Kharâj berfungsi sebagai strategi pemasukan keuangan setiap negara untuk merealisasikan anggaran antara pemasukan dan pengeluaran. Kharaj telah dikenal dalam dunia Islam sejak mulanya. Maka dibentuklah Baitul Mal untuk menyimpan dana dan dikeluarkan untuk kemaslahatan kaum muslimin.

Dana yang masuk dalam Baitul Mal terdiri diri pajak atau yang lainnya selain tanah. Pemasukan dana Baitul Mal yang paling penting adalah al-Kharaj, Jizyah, Zakat, Fai’, Ghanimah, Usyur.
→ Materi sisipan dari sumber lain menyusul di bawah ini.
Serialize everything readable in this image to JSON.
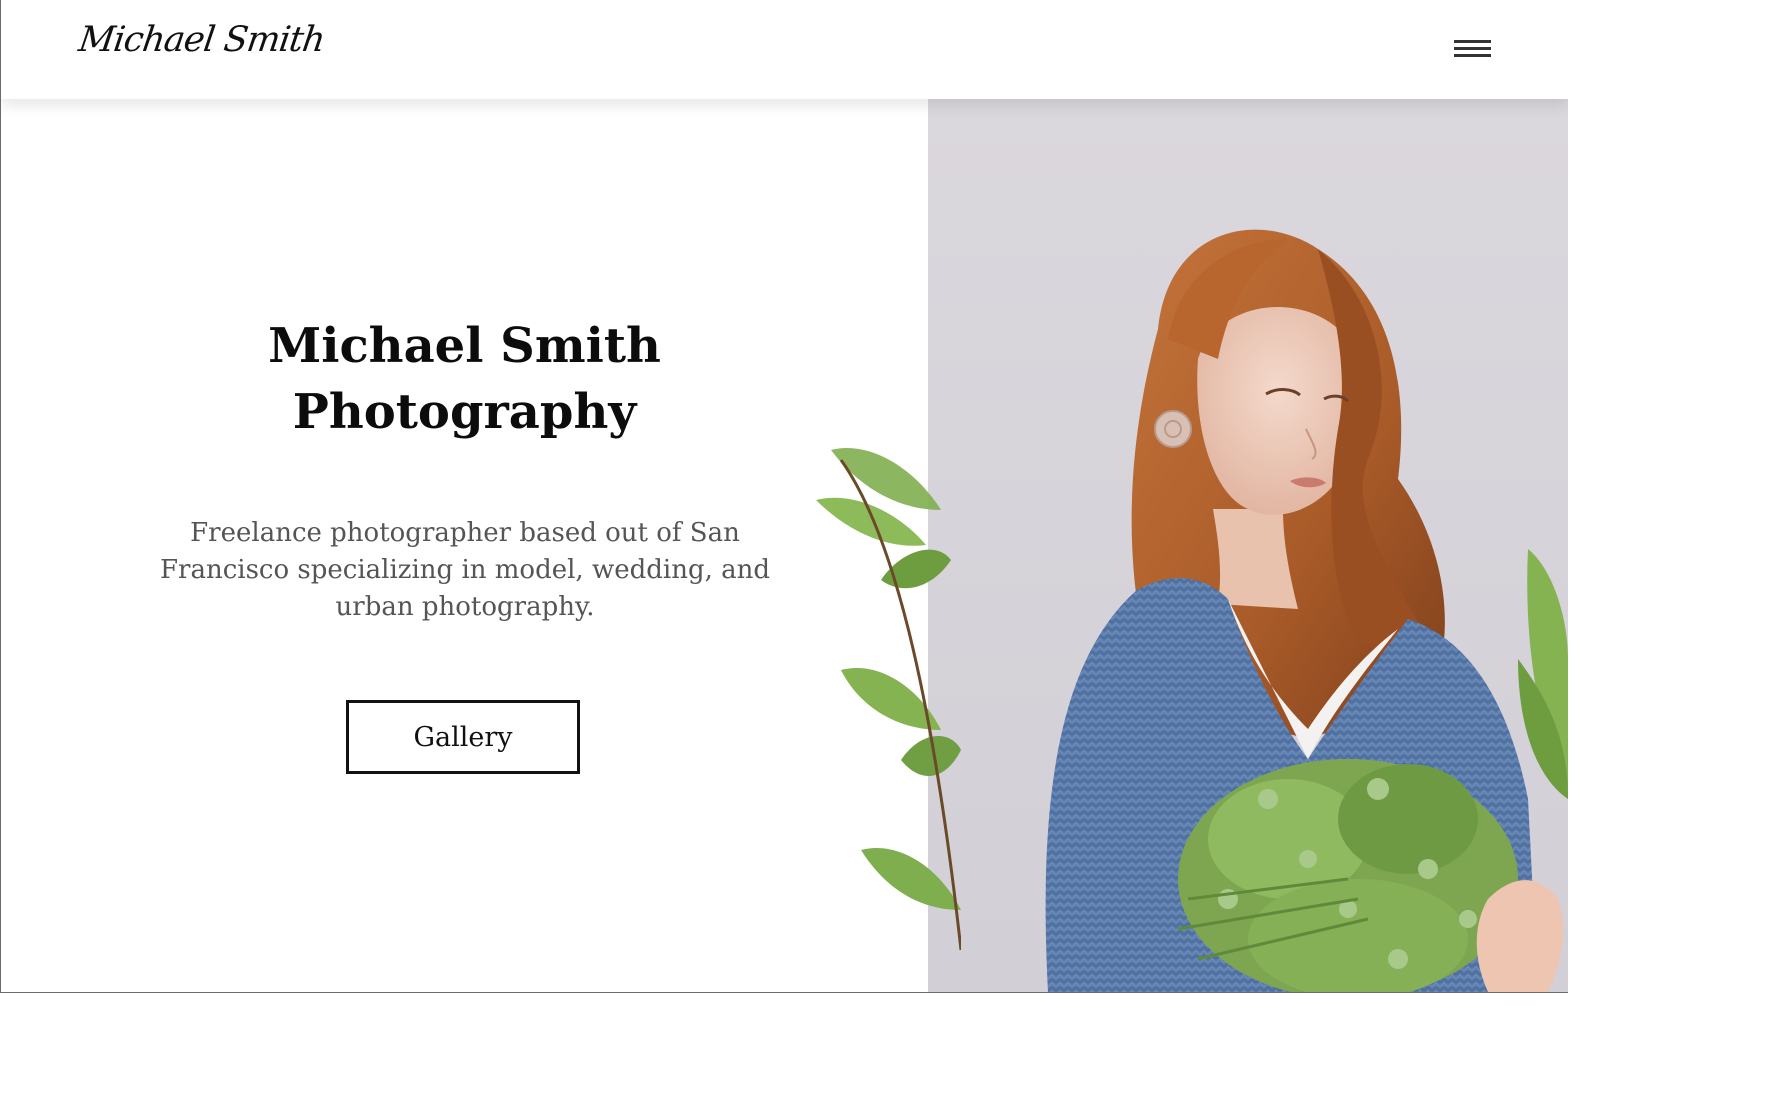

Adapun Kharaj bisa berupa sesuatu yang terukur dari harta atau perhiasan sebagaimana yang dilakukan penaklukan Umar bin Khattab dengan tanah Sawad (tanah yang hijau penuh dengan pohon dan tanaman).

Para ahli sejarah berbeda pendapat dalam ukurn kharaj, sebagian berpendapat dengan kewajiban pajak per kepala yang diwajibkan atas ahli dzimmah, pendapat lain adalah dengan kewajiban pajak atas tanah

Penentuan Kharaj tidaklah pasti, disesuaikan dengan daerah masing-masing. Di Zaman daulah Abbasiah kharaj yang diambil dari daerah-daerah Timur dengan Dirham dan daerah-daerah Barat dengan Dinar. Krena, penyebaran perak lebih banyak di daerah Timur daripada daerah Barat.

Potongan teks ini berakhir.